SBI, BOB, HDFC, ICICI Bank shares: Investors in Singapore, Hong Kong find PSB stocks interesting, say this on private lenders

Among the key takeaway from the trip was that there was a heightened interest among institutional investors in State Bank of India (SBI) and other PSU banks and that those investors largely felt the HDFC Bank stock has made a bottom, making peace with lower medium-term loan growth. For private banks as a pack, they see challenging road ahead amid tight liquidity. Net-net, they had a preference for value.

“We found increased interest for owning PSU Banks among long-only funds, led by increased confidence on RoE delivery, as the asset quality outlook for the sector remains benign. Investors largely also agreed that PSUs are better positioned amid the current tight liquidity scenario, owing to their lower LDRs,” Nomura India said.

SBI, Bank of Baroda

Concerns on PSU banks were largely centred around: equity supply overhang from a potential capital raise by SBI (CET1 currently at

10.4 per cent) and any increase in credit cost outlook led by potential implementation of expected credit loss (ECL) norms by the RBI. Besides, there were concerns over deterioration of return on asset (RoA) profiles led by a waning of recoveries from written-off accounts (especially for PSUs barring SBIN and BOB).

“Overall, we found investors were much more open to investing in PSU names, which we find reassuring for SBI and BOB,” Nomura India said.

HDFC Bank

Institutional investors, Nomura India said, largely believe that the worst may be behind for HDFC Bank share price. Most investors are also comfortable with a potential low-teens loan growth outlook over the near-to-medium term, as the bank gradually brings down its loan-to-deposit ratio (LDR at 110 per cent as of 3QFY24), they said.

“Investors’ argument here is focused around RoA, which should be on a gradual improvement trajectory as the funding mix gradually improves. While we do concur that HDFC Bank stock may have bottomed (we have a Neutral rating with a target price of Rs 1,625), it is still not a preferred pick for us in the sector, as we do not see a strong case for meaningful upside amid loan growth moderation, which we think should persist over the medium term,” Nomura India said.

ICICI, Axis, Kotak, IndusInd Bank

While most investors do view the current tight liquidity environment as transitory, the worry here is that as long as it persists, one could see loan growth trajectories moderate for most private sector banks.
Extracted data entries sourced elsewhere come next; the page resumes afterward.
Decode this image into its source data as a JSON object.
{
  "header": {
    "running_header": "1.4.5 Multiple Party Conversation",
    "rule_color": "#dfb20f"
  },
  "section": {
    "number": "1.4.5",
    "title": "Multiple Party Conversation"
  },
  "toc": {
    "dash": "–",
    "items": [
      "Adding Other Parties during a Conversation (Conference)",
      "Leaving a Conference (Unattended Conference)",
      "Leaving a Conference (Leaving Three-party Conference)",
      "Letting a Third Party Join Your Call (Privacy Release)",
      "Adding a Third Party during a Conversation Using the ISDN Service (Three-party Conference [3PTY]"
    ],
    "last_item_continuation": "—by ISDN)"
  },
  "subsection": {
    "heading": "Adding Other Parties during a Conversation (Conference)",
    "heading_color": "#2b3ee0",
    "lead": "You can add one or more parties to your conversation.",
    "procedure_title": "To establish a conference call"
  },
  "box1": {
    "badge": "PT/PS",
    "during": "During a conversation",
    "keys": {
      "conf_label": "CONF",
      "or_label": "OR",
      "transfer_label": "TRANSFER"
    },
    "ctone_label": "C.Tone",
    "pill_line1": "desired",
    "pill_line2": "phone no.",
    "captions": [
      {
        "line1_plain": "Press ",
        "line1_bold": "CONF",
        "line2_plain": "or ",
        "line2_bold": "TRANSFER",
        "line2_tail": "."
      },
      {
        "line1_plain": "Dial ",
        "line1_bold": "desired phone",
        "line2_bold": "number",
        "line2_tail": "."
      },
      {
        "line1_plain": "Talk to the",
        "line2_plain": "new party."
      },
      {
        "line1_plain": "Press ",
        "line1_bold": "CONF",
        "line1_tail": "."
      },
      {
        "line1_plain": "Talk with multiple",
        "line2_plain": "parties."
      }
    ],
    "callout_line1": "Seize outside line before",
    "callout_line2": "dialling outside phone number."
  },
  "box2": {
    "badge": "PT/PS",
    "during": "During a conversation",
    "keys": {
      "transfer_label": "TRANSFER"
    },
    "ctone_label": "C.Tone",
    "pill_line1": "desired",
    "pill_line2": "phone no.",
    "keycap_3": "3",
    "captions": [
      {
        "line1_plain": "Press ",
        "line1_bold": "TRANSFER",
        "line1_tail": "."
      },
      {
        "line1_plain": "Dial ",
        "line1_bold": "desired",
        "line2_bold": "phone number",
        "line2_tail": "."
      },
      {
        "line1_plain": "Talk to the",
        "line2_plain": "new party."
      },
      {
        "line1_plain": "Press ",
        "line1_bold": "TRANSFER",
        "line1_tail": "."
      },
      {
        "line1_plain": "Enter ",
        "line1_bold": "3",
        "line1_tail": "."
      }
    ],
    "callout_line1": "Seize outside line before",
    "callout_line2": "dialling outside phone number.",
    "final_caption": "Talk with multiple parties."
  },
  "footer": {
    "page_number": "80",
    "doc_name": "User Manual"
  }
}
Investors largely concur that ICICI Bank (Buy) and Kotak Mahindra Bank (Neutral) are better positioned over the near-term (owing to lower LDRs and better delivery on deposit mobilisation). ICICI Bank is largely a consensus favourite, while we did find somewhat increased interest for Kotak Bank considering its significant underperformance over the past three years. Investors largely believe Axis Bank (Buy) could face challenges in terms of loan growth owing to its higher LDR (93 per cent as of 3QFY24) and lower deposit mobilisation run-rate vs peers,” Nomura India said.
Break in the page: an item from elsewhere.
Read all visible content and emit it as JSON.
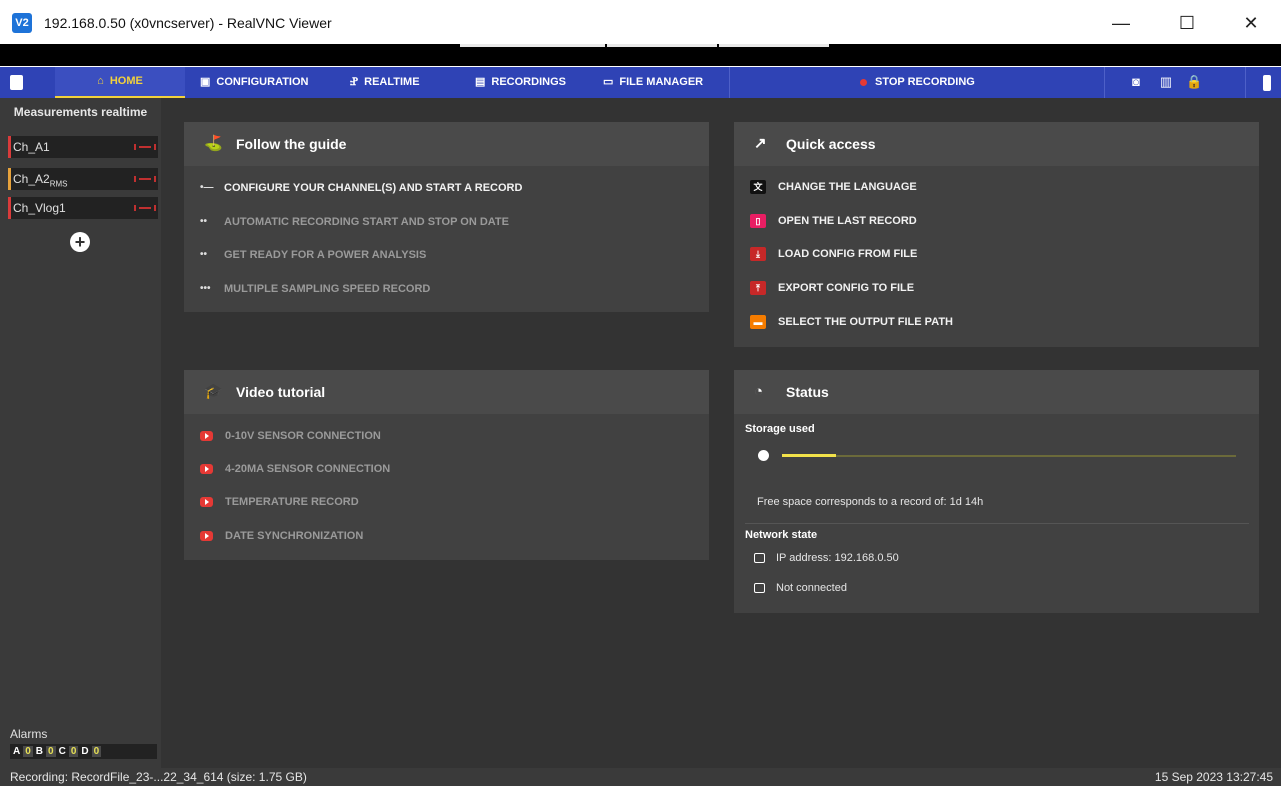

Meanwhile, feedback on IndusInd Bank was a mixed bag, with some investors willing to ride out near-term pressures on loan growth, as it offers a better play amid potential rate cuts ahead.

“One of the key queries we received from investors was around the significant ‘regulatory tightening’ carried out by the RBI, with directed actions on specific entities (especially NBFCs and fintechs). Some investors were even of the view that this ‘tightening’ is linked to the impending general elections (Apr-May’24), after which we could see policy easing. Our view here remains that this ‘regulatory tightening’ is aligned with the regulator’s policy tightening (i.e., on rates and liquidity), and is aimed at bringing down any over-exuberant loan growth for the sector,” it said.